Golden Cross (also previously known as the Cross Inn) is a shopping arcade at 5 Cornmarket Street in central Oxford, England. The original structure on the site dates from 1193, when it was called Maugershall after the then owner, and consisted of shops with an inn on the upper storeys. The buildings now on the site date from the late 15th century, when they were used as a traditional coaching inn. The former Golden Cross Hotel is a Grade I listed building. The building at the end of the courtyard is now a branch of Pizza Express. The courtyard is used as a thoroughfare which leads to the historic Covered Market and has been redeveloped as a small shopping centre.

There is strong but circumstantial evidence to link the buildings with William Shakespeare, given his player's company's known performances in Oxford and the route from Stratford-on-Avon to London passing through Oxford. It is believed that Hamlet was performed in the inn courtyard and a signature that is reputedly his can be seen on the wall in the bursar's office on the first floor of the adjacent building occupied by New College, Oxford.

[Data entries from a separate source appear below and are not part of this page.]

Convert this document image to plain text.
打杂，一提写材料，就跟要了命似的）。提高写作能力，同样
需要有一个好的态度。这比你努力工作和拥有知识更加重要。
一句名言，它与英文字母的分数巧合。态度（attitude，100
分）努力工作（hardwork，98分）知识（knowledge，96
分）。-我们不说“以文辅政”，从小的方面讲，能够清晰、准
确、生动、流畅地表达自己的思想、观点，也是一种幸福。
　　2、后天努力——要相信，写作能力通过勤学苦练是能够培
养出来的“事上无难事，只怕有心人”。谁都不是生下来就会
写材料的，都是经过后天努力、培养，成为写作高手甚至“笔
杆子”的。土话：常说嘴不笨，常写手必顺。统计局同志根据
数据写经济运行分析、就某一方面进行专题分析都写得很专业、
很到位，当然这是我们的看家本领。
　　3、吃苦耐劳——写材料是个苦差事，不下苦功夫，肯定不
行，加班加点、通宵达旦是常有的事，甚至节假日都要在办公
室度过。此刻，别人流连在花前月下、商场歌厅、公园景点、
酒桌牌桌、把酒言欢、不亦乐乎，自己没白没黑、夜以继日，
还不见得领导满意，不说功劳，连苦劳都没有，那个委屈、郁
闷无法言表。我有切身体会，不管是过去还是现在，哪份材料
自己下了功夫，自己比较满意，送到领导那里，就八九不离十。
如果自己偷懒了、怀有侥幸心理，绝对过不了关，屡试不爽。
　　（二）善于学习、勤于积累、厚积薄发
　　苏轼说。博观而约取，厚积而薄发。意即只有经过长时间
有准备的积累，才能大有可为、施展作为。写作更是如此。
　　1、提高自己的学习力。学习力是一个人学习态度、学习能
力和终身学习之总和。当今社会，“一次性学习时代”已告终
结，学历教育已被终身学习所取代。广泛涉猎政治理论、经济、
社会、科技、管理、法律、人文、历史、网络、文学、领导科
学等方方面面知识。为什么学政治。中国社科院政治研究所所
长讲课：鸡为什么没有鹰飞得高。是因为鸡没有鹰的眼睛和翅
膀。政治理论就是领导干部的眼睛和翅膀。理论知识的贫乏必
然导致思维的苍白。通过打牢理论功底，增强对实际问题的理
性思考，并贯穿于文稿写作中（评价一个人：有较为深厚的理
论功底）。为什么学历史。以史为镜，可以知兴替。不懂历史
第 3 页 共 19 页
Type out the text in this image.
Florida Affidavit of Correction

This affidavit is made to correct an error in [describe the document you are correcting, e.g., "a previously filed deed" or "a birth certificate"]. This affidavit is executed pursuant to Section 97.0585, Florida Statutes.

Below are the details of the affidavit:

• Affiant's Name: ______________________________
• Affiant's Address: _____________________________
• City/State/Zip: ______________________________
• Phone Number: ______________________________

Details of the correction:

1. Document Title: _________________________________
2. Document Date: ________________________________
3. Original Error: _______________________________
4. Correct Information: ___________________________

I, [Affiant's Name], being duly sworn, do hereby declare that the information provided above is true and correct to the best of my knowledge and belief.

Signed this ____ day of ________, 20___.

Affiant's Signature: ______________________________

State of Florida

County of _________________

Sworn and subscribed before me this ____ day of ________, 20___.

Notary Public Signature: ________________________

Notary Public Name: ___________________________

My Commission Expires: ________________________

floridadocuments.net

The buildings were restored in 1986–1987 when the buildings were converted into a variety of retail uses, and a new structure integrated into the existing building ranges to allow for a direct route through to the adjacent Covered Market. This covered market was constructed in 1774 so as to relocate the stalls previously pitched on the Cornmarket. but no direct access had been possible from the main retail street of Cornmarket up until the completion of this development.

The poet Alexander Pope stayed here in 1735. The 15th-century buildings have original timberwork and there are various examples of early wall paintings and hand-painted wallpaper on the upper floors of the building, still easily accessible and viewable via the pizza restaurant that currently occupies the upper floors of the north range of buildings.